Português: Análise da Cena 12 do Ato III de Frei Luís de Sousa

domingo, 19 de janeiro de 2020

Análise da Cena 12 do Ato III de Frei Luís de Sousa

Assunto: o Romeiro entra em cena, Maria morre e os pais tomam o hábito.


Acontecimentos da cena

▪ O Romeiro, numa derradeira tentativa de reparar a situação que criou e por que se sente responsável, manda Telmo intervir e dizer aos presentes que é um impostor.

▪ Maria ouve a sua voz e reconhece-o imediatamente.

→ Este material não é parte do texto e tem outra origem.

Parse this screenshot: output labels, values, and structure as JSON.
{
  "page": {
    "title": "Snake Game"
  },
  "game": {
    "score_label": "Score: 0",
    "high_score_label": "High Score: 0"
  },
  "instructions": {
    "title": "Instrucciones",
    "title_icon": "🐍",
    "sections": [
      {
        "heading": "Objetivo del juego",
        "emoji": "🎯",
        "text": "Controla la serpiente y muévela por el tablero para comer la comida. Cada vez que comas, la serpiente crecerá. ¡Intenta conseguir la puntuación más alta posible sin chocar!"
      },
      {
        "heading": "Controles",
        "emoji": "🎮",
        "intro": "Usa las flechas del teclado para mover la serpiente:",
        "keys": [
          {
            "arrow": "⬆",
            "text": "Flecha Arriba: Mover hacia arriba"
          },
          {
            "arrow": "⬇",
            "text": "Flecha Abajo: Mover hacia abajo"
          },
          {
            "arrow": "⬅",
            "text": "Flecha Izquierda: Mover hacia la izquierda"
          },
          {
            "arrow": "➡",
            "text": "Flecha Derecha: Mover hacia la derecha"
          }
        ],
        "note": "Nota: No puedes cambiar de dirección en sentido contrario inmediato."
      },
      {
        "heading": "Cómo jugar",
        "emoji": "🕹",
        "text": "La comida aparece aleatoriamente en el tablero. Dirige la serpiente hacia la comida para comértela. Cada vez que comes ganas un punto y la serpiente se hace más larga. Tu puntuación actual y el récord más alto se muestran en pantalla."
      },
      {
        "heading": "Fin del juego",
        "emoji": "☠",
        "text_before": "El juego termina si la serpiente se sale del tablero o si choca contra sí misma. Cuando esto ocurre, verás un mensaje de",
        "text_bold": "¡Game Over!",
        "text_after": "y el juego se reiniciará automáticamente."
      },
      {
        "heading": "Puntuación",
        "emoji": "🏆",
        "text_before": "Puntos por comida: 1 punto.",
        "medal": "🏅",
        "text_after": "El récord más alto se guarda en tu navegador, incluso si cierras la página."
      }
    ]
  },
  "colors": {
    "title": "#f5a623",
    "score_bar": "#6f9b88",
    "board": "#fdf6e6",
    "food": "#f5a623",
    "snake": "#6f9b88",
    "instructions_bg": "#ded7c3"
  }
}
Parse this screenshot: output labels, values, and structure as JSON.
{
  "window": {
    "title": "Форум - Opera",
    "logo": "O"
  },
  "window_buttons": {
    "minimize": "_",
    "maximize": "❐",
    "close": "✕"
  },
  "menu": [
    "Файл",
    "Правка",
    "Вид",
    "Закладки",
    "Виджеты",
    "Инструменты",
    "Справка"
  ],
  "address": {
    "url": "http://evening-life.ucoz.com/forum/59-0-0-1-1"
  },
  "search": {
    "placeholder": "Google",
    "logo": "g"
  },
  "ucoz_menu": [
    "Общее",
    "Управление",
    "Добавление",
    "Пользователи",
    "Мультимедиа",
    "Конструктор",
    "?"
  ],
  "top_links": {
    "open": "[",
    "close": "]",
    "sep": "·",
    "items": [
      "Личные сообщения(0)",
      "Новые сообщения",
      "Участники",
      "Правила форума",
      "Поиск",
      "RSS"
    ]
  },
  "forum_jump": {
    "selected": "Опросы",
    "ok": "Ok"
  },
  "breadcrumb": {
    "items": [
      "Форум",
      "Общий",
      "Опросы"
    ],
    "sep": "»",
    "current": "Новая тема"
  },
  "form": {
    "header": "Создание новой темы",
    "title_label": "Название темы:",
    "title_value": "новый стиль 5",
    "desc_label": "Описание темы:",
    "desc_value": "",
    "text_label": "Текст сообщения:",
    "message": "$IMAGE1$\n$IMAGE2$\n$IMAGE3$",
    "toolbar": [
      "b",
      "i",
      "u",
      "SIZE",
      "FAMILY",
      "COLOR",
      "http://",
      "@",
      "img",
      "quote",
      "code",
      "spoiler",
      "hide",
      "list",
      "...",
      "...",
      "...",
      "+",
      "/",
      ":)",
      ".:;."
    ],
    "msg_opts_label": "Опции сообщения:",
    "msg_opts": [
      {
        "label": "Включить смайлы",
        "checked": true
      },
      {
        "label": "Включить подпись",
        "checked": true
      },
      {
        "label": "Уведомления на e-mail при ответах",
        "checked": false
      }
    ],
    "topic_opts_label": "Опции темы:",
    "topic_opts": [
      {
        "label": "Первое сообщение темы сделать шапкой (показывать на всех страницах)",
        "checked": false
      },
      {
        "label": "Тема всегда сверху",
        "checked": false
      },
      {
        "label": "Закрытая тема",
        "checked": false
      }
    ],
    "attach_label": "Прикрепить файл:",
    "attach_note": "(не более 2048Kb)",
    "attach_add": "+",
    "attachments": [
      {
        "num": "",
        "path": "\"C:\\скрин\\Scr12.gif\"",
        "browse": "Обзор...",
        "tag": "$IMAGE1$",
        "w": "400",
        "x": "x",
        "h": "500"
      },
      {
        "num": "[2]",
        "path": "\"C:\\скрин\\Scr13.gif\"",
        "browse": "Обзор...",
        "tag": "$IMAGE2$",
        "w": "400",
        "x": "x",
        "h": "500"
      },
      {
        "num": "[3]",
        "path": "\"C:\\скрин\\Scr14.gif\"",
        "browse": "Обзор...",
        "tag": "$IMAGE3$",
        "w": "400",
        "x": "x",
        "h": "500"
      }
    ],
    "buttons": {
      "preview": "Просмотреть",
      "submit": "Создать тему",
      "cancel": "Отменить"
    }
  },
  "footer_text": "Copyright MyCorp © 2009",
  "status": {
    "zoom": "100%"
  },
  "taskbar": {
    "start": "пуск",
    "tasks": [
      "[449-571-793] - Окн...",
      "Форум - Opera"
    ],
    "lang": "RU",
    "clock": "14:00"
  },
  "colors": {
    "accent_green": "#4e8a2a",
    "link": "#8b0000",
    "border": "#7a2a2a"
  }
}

Sendo tuberculosa, tem uma acuidade auditiva mais desenvolvida. Cumpre-se, assim, a última etapa da anagnórise: o reconhecimento da identidade do Romeiro por Maria e pelos circunstantes.

▪ Para Maria, o Romeiro/D. João é o “homem do outro mundo”, morto e ressuscitado para trazer a desgraça e confirmar a sua ilegitimidade. Ela não aguenta a “vergonha” de ser filha ilegítima e morre. De facto, é possível considerar que o trauma psicológico que sofreu tenha agravado o seu estado de saúde debilitado (pela tuberculose), contribuindo para a sua morte.

▪ A tomada de hábito configura um duplo suicídio: Manuel de Sousa e D. Madalena abandonam voluntariamente o mundo profano (morte para o mundo), para se entregarem à religião.

▪ D. Madalena e Manuel de Sousa tudo deixam para trás: bens materiais, lugar de relevo na sociedade, amigos, parentes e até o nome. Como diz o Prior, despiram “o homem velho”, para se sepultarem vivos, embrulhados naquelas “mortalhas”, um na solidão do convento de S. Domingos de Benfica e a outra no convento do Sacramento.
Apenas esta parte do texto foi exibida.